Em resposta, Nilda Gondim reiterou os termos do projeto, que, segundo ela, garantem à mulher o direito de decidir o que quer para sua vida. “Que ela avise a seu companheiro, a seu marido. Enfim, ela tem o direito de decidir se quer usar o método contraceptivo”.
A senadora Zenaide Maia (Pros-RN) complementou, argumentando que a harmonia da família “tem que ser dos dois lados”. “Obrigar a mulher a ter mais filhos, não poder usar contraceptivos, distorce totalmente o projeto de lei: o direito de optar por ter filhos ou não”, definiu.
Planejamento familiar
O presidente do Senado também comemorou a aprovação da proposta.
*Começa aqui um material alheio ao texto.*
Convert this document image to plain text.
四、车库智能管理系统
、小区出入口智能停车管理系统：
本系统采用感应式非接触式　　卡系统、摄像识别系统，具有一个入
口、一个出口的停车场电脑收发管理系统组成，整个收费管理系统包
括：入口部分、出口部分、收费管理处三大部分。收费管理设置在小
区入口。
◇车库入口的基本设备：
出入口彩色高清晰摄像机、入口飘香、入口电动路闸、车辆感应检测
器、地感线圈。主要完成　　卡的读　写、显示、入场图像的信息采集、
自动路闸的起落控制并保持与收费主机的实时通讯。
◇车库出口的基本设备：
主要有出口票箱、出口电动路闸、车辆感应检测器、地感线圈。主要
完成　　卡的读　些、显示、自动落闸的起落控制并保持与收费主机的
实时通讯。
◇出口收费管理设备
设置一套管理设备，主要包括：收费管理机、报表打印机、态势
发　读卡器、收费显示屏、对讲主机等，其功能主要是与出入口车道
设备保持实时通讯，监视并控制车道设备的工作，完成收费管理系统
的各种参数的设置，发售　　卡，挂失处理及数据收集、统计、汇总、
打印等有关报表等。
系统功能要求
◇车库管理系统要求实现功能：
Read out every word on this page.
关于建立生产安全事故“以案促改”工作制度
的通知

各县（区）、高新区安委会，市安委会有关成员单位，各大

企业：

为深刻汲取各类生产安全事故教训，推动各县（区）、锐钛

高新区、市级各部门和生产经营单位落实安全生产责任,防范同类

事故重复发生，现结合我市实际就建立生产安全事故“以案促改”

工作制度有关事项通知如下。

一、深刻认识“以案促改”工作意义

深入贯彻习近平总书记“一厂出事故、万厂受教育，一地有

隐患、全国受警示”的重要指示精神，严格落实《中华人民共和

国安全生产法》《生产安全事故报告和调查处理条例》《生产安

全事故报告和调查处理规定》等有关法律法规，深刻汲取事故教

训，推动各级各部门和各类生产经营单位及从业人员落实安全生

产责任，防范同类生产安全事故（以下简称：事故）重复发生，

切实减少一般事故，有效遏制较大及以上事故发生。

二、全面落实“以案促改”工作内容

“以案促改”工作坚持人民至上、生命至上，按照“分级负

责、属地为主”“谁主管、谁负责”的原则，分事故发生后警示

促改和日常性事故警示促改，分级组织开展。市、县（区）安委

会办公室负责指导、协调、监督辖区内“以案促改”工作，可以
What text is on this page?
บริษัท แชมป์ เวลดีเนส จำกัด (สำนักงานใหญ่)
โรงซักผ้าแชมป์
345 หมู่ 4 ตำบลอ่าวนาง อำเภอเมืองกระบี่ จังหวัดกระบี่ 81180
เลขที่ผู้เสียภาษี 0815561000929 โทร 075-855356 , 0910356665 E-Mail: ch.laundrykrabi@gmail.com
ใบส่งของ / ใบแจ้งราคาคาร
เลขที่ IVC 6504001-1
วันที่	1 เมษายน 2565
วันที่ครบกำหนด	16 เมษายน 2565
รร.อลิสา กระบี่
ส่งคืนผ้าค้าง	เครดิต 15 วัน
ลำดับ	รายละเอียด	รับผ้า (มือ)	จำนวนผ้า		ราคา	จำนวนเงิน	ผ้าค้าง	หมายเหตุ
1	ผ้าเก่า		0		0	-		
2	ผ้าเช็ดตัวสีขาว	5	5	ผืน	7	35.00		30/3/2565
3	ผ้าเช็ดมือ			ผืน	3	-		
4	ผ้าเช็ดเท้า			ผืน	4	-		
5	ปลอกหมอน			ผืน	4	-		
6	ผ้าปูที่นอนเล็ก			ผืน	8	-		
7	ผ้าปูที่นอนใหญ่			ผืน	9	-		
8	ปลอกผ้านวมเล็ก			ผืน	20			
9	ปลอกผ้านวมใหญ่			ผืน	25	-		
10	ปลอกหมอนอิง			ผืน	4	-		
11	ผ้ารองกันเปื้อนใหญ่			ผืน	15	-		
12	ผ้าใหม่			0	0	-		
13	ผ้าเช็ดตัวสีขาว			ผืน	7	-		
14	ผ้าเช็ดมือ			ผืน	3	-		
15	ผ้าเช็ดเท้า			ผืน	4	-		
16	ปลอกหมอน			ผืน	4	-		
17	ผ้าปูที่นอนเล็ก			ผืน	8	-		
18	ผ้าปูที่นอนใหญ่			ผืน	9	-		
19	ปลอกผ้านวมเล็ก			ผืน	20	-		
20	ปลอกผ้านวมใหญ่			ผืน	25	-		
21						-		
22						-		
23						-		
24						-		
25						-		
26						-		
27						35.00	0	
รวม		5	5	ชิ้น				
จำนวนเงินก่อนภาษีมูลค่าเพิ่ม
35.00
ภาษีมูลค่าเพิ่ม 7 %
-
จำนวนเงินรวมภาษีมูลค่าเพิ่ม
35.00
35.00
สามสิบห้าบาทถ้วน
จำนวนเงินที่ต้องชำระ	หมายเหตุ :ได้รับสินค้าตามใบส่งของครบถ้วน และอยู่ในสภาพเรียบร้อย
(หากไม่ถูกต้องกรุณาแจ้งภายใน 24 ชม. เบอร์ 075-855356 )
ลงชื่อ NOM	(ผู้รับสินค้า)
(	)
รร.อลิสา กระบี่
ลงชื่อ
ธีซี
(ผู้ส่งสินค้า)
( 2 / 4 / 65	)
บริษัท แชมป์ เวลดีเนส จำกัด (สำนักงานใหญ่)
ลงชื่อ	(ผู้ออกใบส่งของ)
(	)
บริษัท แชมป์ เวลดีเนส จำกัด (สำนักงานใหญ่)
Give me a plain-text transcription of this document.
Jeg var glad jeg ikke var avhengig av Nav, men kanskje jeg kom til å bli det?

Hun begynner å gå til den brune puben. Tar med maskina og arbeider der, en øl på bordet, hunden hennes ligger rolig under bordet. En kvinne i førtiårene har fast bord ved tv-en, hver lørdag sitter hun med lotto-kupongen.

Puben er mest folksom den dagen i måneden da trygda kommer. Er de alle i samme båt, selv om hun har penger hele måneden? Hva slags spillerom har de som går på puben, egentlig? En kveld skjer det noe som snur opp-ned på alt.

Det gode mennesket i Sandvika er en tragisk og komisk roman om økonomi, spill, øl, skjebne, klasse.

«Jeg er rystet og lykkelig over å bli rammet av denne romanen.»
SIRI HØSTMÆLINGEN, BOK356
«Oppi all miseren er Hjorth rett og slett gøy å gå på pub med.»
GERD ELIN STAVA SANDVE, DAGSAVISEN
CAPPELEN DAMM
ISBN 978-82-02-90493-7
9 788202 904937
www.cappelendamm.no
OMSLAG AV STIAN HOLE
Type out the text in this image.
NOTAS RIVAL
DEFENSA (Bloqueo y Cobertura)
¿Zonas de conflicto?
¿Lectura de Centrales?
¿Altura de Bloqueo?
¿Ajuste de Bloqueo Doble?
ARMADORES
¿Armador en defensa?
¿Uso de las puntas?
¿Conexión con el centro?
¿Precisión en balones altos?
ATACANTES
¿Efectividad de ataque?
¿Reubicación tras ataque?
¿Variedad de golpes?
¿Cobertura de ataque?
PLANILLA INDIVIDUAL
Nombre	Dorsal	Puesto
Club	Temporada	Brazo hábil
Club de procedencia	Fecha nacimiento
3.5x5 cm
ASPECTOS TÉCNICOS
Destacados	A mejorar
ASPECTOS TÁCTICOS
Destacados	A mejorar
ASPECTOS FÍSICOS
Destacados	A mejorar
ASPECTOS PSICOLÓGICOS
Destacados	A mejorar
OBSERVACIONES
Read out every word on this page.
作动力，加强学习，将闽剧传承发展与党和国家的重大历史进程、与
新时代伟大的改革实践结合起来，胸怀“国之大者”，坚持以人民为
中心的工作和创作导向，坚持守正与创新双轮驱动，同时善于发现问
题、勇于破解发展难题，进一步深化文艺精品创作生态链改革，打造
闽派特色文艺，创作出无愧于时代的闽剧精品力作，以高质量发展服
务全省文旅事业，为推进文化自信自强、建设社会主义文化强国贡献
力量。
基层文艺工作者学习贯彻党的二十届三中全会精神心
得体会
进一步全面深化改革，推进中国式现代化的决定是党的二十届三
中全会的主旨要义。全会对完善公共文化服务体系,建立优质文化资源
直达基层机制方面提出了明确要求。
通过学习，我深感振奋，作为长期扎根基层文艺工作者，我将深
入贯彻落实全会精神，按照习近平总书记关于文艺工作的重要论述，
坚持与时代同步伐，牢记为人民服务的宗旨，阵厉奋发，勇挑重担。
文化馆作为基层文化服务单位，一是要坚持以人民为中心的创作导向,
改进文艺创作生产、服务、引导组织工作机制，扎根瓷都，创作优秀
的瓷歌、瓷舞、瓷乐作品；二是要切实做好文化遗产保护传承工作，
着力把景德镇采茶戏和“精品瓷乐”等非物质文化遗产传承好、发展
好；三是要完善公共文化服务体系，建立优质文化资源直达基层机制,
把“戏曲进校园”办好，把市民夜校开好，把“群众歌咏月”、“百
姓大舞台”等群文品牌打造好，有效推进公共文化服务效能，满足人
Em uma rede social, Rodrigo Pacheco ressaltou que, de acordo com a Organização Mundial da Saúde (OMS), o uso adequado de métodos contraceptivos contribui para a prevenção dos riscos à saúde relacionados à gravidez indesejada.
“Também contribui para a redução da mortalidade infantil, melhora o acesso à informação sobre planejamento familiar e colabora para o desenvolvimento do país”, escreveu Pacheco.